Test kits still hard to get
The supply of test kits remains a problem, Carden said. “We don’t have as much as we want. It’s not easy to do coronavirus testing.’’
Kemp added that based on statements by Vice President Mike Pence, head of the White House task force, “I think the supplies are going to continue to loosen up.’’
He said that by having the testing swabs produced in Augusta, and not somewhere out of state, Georgia is taking “our destiny in our own hands.’’
Toomey emphasized the need for contact tracing of people who are infected. She said that volunteers as well as Public Health staff would be deployed to track the people who have come into contact with a patient. “This is the way we’re going to stop the virus,’’ she said.
Leading state Democrats criticized the Kemp decision. Atlanta Mayor Keisha Lance Bottoms told ABC News late Monday that she will urge residents to stay at home. “We don’t know what the governor is looking at, but what I do know is we have nearly 19,000 people who have tested positive as of this evening,” she said.

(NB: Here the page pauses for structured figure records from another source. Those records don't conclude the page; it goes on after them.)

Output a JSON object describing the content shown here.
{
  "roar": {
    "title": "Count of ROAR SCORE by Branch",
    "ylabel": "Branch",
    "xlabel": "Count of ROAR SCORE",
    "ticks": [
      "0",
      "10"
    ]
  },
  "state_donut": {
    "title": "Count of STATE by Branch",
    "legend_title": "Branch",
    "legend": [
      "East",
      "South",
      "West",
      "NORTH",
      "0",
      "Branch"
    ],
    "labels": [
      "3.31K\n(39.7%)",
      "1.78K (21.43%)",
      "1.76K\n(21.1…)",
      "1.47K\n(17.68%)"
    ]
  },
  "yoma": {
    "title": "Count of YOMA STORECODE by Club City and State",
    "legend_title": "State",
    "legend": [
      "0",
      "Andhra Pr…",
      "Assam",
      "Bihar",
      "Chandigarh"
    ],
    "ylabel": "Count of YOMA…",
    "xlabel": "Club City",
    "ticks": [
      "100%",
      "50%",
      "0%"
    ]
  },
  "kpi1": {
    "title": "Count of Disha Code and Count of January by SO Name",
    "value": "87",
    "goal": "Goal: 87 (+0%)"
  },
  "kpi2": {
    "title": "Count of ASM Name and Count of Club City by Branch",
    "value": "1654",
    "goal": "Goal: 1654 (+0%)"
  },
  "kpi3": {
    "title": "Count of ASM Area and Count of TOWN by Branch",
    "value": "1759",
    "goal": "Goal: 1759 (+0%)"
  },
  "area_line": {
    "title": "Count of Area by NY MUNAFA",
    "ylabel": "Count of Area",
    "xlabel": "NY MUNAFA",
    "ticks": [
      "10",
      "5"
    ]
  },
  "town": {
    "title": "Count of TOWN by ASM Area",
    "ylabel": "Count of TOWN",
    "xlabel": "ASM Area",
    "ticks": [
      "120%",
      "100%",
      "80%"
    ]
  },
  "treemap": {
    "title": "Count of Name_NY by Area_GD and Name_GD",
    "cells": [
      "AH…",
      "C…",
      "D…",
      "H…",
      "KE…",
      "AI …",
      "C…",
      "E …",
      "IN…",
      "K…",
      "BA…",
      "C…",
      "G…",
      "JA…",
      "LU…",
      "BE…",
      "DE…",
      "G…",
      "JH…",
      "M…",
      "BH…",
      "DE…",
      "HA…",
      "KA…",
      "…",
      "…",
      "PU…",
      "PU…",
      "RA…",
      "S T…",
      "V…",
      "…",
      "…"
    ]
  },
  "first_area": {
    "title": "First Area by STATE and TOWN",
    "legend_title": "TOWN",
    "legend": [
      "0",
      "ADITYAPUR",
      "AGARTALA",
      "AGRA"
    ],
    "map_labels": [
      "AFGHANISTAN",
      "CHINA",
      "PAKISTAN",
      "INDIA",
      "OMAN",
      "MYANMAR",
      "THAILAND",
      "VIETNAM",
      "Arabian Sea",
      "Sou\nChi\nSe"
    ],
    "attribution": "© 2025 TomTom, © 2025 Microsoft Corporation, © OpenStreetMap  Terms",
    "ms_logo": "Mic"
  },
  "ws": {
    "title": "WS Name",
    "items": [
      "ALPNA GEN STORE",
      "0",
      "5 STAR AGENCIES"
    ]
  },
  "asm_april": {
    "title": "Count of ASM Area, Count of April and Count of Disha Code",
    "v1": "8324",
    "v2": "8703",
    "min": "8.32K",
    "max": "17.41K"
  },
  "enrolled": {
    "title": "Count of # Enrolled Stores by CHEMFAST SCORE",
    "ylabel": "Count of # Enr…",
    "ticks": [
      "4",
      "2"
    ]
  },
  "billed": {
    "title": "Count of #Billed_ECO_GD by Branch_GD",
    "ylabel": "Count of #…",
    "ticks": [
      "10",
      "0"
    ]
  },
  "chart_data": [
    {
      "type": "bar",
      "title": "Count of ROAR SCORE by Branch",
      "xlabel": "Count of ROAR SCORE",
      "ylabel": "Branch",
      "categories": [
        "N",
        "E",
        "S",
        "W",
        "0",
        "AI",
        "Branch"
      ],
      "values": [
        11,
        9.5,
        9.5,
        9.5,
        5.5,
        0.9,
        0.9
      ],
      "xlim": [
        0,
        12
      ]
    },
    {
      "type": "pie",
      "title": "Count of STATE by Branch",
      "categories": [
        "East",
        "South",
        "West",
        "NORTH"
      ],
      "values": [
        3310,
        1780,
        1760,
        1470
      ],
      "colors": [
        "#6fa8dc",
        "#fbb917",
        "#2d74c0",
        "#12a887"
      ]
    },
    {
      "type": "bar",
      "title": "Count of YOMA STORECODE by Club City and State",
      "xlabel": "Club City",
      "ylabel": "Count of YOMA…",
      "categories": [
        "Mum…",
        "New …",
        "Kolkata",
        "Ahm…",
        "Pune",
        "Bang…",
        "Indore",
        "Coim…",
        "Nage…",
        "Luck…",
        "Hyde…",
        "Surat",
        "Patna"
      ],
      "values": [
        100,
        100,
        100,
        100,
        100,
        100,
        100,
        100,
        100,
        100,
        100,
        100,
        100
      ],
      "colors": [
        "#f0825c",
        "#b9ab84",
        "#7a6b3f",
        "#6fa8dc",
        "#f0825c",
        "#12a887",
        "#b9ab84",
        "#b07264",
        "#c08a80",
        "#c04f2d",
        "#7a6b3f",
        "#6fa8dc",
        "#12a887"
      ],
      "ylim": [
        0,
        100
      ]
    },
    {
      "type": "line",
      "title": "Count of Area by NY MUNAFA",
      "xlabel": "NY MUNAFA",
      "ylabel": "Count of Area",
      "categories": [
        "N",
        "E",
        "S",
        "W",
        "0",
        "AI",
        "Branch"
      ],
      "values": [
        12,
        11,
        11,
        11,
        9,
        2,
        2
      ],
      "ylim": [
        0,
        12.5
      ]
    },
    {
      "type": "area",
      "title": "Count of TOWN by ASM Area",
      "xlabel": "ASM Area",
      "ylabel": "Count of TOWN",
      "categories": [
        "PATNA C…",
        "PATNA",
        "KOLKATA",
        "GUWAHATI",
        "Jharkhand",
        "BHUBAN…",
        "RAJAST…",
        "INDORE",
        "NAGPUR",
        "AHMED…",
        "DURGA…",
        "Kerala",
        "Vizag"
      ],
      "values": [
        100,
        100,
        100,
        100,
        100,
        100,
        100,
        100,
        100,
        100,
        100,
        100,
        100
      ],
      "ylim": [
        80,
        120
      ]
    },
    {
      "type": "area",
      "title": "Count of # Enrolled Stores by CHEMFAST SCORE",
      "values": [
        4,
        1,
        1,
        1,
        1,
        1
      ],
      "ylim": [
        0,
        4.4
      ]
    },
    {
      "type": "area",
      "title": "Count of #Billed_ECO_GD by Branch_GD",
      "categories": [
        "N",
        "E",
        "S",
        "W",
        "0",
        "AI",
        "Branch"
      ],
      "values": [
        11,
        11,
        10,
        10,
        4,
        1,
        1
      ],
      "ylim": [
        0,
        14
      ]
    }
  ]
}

Businesses that are reopening will be subject to restrictions. Kemp said it won’t be “business as usual.’’ Each business will be subject to social distancing standards, screening workers for fever, and use of masks and gloves when appropriate. Businesses will have to follow the guidelines or the state will take action, Kemp said.
The governor noted that hospitals, by halting elective surgery, were losing substantial amounts of money. Hospitals had stopping doing many such surgeries to conserve staff and personal protective equipment.
When he was asked about other states imposing a moratorium on evictions and foreclosures, Kemp said the idea had been brought up among his staff. “We’ll continue to consider that.’’
After the governor’s remarks, Lt. Gov. Geoff Duncan and Georgia House Speaker David Ralston, who like Kemp are both Republicans, spoke to reporters.
Ralston, of Blue Ridge, called the virus “a monster’’ that has “really changed lives for Georgians in ways we’ll never fully grasp.’’
He said Kemp, in his plan, is taking “measured, balanced steps’’ that will put people back to work.